I've never been comfortable with musicians that seem ambitious for popularity. I'm not sure how I got like this — maybe it's a byproduct of coming of age in the 90s, when every band was supposed to show disdain for their audience. But, I'm going to go right ahead and admit that's been one of my issues with Elsinore from the beginning. As soon as I first heard "Yes Yes Yes" I heard the sound of a band that clearly wanted to be loved by more than forty people at Mike 'n Molly's on a Wednesday night. This is a band with bigger plans, plans that involve hundreds, if not thousands, singing along to their songs.

Forget being the face of the indie rock scene in Champaign (whatever that means). Ryan Groff seems to want to be one of the voices of American rock. Period. Which leaves me to ask myself, what the hell is wrong with playing music and actually acting like you want lots of people to enjoy it? Too many bands still take the opposite approach, working hard on music and then seeming to not care if people listen or not. That's probably the type of band I would be in, and we'd probably suck.


It is not like Elsinore is plopping down three power chords and singing throw away lyrics about the California coastline. The band's songs are populated with fairly dense musical and lyrical themes. Sure the music is often pretty, but with the exception of "Yes Yes Yes", their songs mostly make their listeners earn it. Plus, Groff writes songs that work well for his band's strengths and clearly doesn't concern himself too much with the latest musical headwinds. Despite the band's continued use of keyboard and the occasional use of reverb effects, you are not likely to mistake them for Beach House. This may partially explain why it's taken last year's Yes Yes Yes so long to gain the type of exposure many locals expected right away.

But that release is finally building buzz with prominent advertising campaigns and exposure on national television shows, making this is an opportune time to release some new music. So along comes the new Life Inside an Elephant EP, and the title track sounds appropriately gigantic. The song was written to bellow off the walls of a stadium. Listening on headphones, it almost sounds like there is a crowd murmuring in the background as the first notes hang out in the air. The guitar riff starts up, and in comes the ever-upward keyboard line. The rest of the song focuses on Elsinore's strengths — driving melodies, massive guitar chords and lots of room for Groff's vocals.  The music builds and builds to the inevitable climactic moment, only to have things quickly pulled away for the slow fade out.

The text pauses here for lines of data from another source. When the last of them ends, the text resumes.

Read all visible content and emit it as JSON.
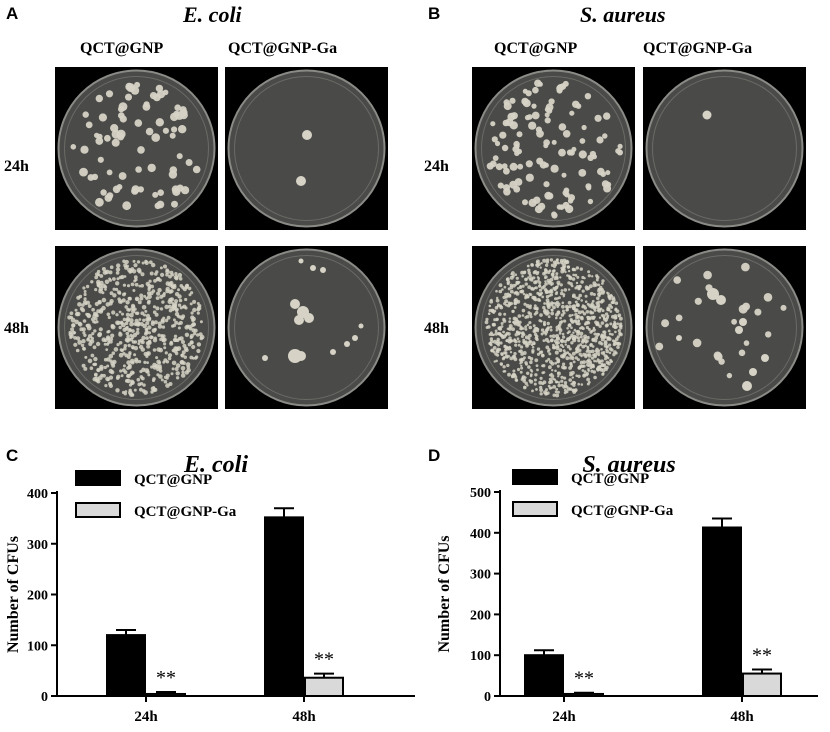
{
  "panel_a": {
    "letter": "A",
    "organism": "E. coli",
    "columns": [
      "QCT@GNP",
      "QCT@GNP-Ga"
    ],
    "rows": [
      "24h",
      "48h"
    ]
  },
  "panel_b": {
    "letter": "B",
    "organism": "S. aureus",
    "columns": [
      "QCT@GNP",
      "QCT@GNP-Ga"
    ],
    "rows": [
      "24h",
      "48h"
    ]
  },
  "colors": {
    "plate_background": "#000000",
    "dish": "#4a4a48",
    "colony": "#d6d3c6",
    "bar_gnp": "#000000",
    "bar_ga": "#d9d9d9"
  },
  "chart_data": [
    {
      "panel": "C",
      "type": "bar",
      "title": "E. coli",
      "ylabel": "Number of CFUs",
      "xlabel": "",
      "categories": [
        "24h",
        "48h"
      ],
      "ylim": [
        0,
        400
      ],
      "yticks": [
        0,
        100,
        200,
        300,
        400
      ],
      "legend_position": "top-left",
      "series": [
        {
          "name": "QCT@GNP",
          "values": [
            120,
            352
          ],
          "errors": [
            10,
            18
          ],
          "color": "#000000"
        },
        {
          "name": "QCT@GNP-Ga",
          "values": [
            4,
            36
          ],
          "errors": [
            4,
            8
          ],
          "color": "#d9d9d9",
          "annotations": [
            "**",
            "**"
          ]
        }
      ]
    },
    {
      "panel": "D",
      "type": "bar",
      "title": "S. aureus",
      "ylabel": "Number of CFUs",
      "xlabel": "",
      "categories": [
        "24h",
        "48h"
      ],
      "ylim": [
        0,
        500
      ],
      "yticks": [
        0,
        100,
        200,
        300,
        400,
        500
      ],
      "legend_position": "top-left",
      "series": [
        {
          "name": "QCT@GNP",
          "values": [
            100,
            413
          ],
          "errors": [
            12,
            22
          ],
          "color": "#000000"
        },
        {
          "name": "QCT@GNP-Ga",
          "values": [
            5,
            55
          ],
          "errors": [
            3,
            10
          ],
          "color": "#d9d9d9",
          "annotations": [
            "**",
            "**"
          ]
        }
      ]
    }
  ]
}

Other bands may have just sat on the big moment for too long or continued to build to a more furious peak, but Elsinore wisely holds back, and the song is more powerful for it.

The other tracks on the EP are hold-me-overs until (I assume) they will appear in different form on a full length. Both of the "chamber" mixes feel like they are not fully there, sketches of the songs to come. These are the versions it would be fun to hear after you are familiar with the final album version. It's not that they aren't lovely, but I feel like I'm getting the bonus tracks, and I really just want the definitive version. Despite these gripes, lovers of Groff's pipes are bound to enjoy the way his voice melds with the strings on "The Thermostat, The Telephone".

The chamber version of "Ultraviolence," a song with some of Elsinore's most unflinching lyrics, is more of a keeper. It's helped along by the ubiquitous Vivian McConnell (Santah, Grandkids) whose duet with Groff works much better than I would have expected. The song also has a harp (replacing a keyboard line?), so that's nice. But I'm still holding out for the buoyant version that is bound to be on the next proper album. My only question is whether McConnell will appear on that as well.

The EP ends with a remix of "Life Inside an Elephant" which is fine, but not really all that necessary.

I get the feeling that Ryan Groff is the type of guy that, in another lifetime, would be the unemployed businessman who still puts on a suit to watch TV every day. Put another way, in an era where bands like Animal Collective consistently seem indifferent to the huge audiences they have, Elsinore continues to play to the audience they want. And if this EP is an accurate preview of the things to come, expect them to start finding the stadiums to fill their songs.